Revue de presse n°32

Semaine du vendredi 4 au jeudi 10 janvier 2013

Vendredi 4 janvier

Lutte contre la ligne THT de l’EPR : vidéo d’une superbe action illégale

Le combat - totalement justifié - contre le projet d’aéroport de Notre-Dame des Landes (NDDL) a hélas pour conséquence de détourner l’attention de la lutte contre la ligne THT « Cotentin-Maine » sensée évacuer l’électricité produite par l’EPR de Flamanville... si jamais EDF arrive à terminer ce réacteur et à la faire fonctionner.

Comme à NDDL, les autorités sont prêtes à tout, y compris en violant la loi, et à grand renfort de gendarmes mobiles, pour imposer leur projet démoniaque (cf revues de presse N°4, 7, 12, 15, 16). De courageux opposants continuent cependant le combat et, nuitamment, s’en vont déboulonner et scier ce que les fous ont construit le jour. Notez bien que cette action est aussi légitime qu’illégale. Voir aussi ici : http://antitht.noblogs.org.

Allemagne : le nucléaire n’a pas d’avenir

"L’énergie nucléaire n’a plus aucun avenir en Allemagne", affirme le ministre allemand de l’Environnement, Peter Altmaier, dans une interview au quotidien Leipziger Volkszeitung, au grand désespoir du Figaro qui, pour se venger, termine sa brève par un lien vers un de ses articles titré « Sortie du nucléaire : la facture enfle en Allemagne ». Le Figaro n ’a toujours pas compris que la facture de la sortie du nucléaire est causée par ceux qui ont construit les centrales et non par ceux qui les ferment...

Plainte contre deux centrales nucléaires suisses pour « manipulations comptables »

Produire de l’électricité avec des centrales nucléaires est une activité tellement déficitaire que ceux qui s’y adonnent encore manipulent leurs bilans financiers ! Les directeurs de ces centrales se comportent donc comme de vulgaires escrocs.
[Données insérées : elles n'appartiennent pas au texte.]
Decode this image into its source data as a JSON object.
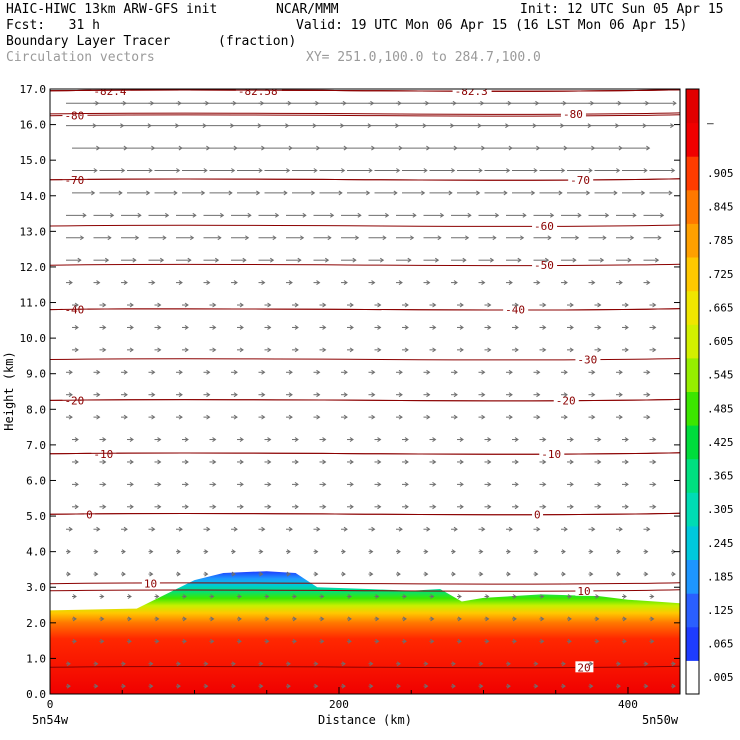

Faut-il vraiment s’en étonner, vu que l’énergie nucléaire n’est qu’une grande tromperie ?

Le Monde accrédite la fable du Thorium

  • Article du Monde : « La Norvège tentée par le nucléaire pour exploiter ses réserves de thorium »

Nous avons déjà évoqué (cf par exemple la revue de presse n°24) la « fable du thorium », ce minerai qui permettrait de développer un nucléaire « plus propre, plus sûr, moins cher, produisant moins de déchets radioactifs, réduisant les risques d’utilisation à des fins militaires. ». Rien que ça ! Outre le fait que ces balivernes sont promises régulièrement depuis 50 ans par l’industrie nucléaire, et ne sont jamais au rendez-vous, il ne faut pas oublier un « détail » lorsqu’on parle de thorium : il n’est pas fissile.

Le journaliste, spécialiste des pays nordiques et non du nucléaire, s’est de toute évidence fait « enfumer » par les promoteurs norvégiens de l’atome car il passe allègrement sur le cour du problème en affirmant que le thorium a pour intérêt « sa capacité à produire de l’uranium 233, un isotope fissile extrêmement énergétique. » Le problème est que, pour ce faire, il faut bombarder le thorium 232 par des neutrons dans un réacteur nucléaire bien particulier puisqu’il s’agit d’un surgénérateur.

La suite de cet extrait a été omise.